Kiln Remnants was on view at The Coop April 26–May 3, 2020.
Kiln Remnants gathers together a relatively small portion of an extensive body of material related to the creation of wood-fired kilns, collected by artist and educator Edward Isto over the course of several decades, beginning in the 1970s when he and his wife Denise Isto moved from Alaska to a 160-acre area of wooded land in rural southwestern Oregon. As its title suggests, the exhibitioncontains a variety of objects left over from different stages of the building and firing of wood kilns.
Edward built his first wood-fired kiln in Oregon, SOAP (a name drawn from the brand stamped on one of the bricks used to build it) in the early 1980s, but in January of 1986, he deconstructed it to create the larger SOAP II, which he began firing in April of that year. To date, he has fired this kiln more than 50 times. A cast iron grate formerly used in one of the fireboxes of SOAP II is displayed, as are the remains of the door to a smaller kiln (mostly used for bisque firing) also created from the remains of the first SOAP kiln.
Over more than 40 years, Edward has accumulated an extensive collection of firebricks, many of them sourced from mines and industrial sites in Oregon. Many of these bricks have been stored on the Istos’ property for years, and towards the end of the first decade of the 2000s, Edward began to use them for the construction of a large (as yet untitled) two-chamber wood-fired kiln, located adjacent to the gallery space. In the course of creating this new (still incomplete) kiln project, Edward has gathered a collection of the different brands of bricks used, many of which have specific regional histories tying together ceramic brick production across the Americas (as names like Aztex, Diablo, and American: Dense attest).
Among the firebricks Edward has collected are a large number from the former Hanna Nickel Mine near Riddle, OR. Presumably once used as insulation for ladles in the process of melting and casting nickel, many of these bricks have begun to deteriorate over time, slowly cracking apart in patterns that give the impression of a slow process of explosion, breaking apart from the inside out.

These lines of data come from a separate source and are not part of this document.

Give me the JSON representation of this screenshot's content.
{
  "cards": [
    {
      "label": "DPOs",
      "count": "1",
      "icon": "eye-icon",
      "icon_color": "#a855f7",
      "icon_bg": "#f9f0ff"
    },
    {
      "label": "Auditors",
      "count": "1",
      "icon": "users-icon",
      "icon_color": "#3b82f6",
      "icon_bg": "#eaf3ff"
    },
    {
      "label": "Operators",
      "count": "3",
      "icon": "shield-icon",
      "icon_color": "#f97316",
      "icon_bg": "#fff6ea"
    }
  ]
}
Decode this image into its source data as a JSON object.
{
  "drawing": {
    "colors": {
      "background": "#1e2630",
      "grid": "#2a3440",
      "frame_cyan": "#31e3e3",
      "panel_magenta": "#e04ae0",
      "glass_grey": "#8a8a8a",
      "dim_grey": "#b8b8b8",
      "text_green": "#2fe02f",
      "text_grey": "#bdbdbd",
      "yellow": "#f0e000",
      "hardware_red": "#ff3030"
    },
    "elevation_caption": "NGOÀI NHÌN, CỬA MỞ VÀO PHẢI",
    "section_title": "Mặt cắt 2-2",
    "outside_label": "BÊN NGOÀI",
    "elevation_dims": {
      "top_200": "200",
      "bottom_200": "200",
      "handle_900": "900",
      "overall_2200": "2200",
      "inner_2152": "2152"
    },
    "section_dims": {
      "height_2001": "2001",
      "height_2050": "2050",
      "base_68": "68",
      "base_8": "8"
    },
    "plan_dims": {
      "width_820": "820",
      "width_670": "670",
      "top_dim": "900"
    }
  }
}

Several of these works, which Edward has previously exhibited under the collective title Periclase Apocalypse, are included in the exhibition space.
While the individual works on view in Kiln Remnants are often aesthetically compelling as found sculpture, they also constitute a portion of an archive, dynamic traces of extreme temperatures and the slow progress of time, charting the interaction of networks of human effort and material transformation.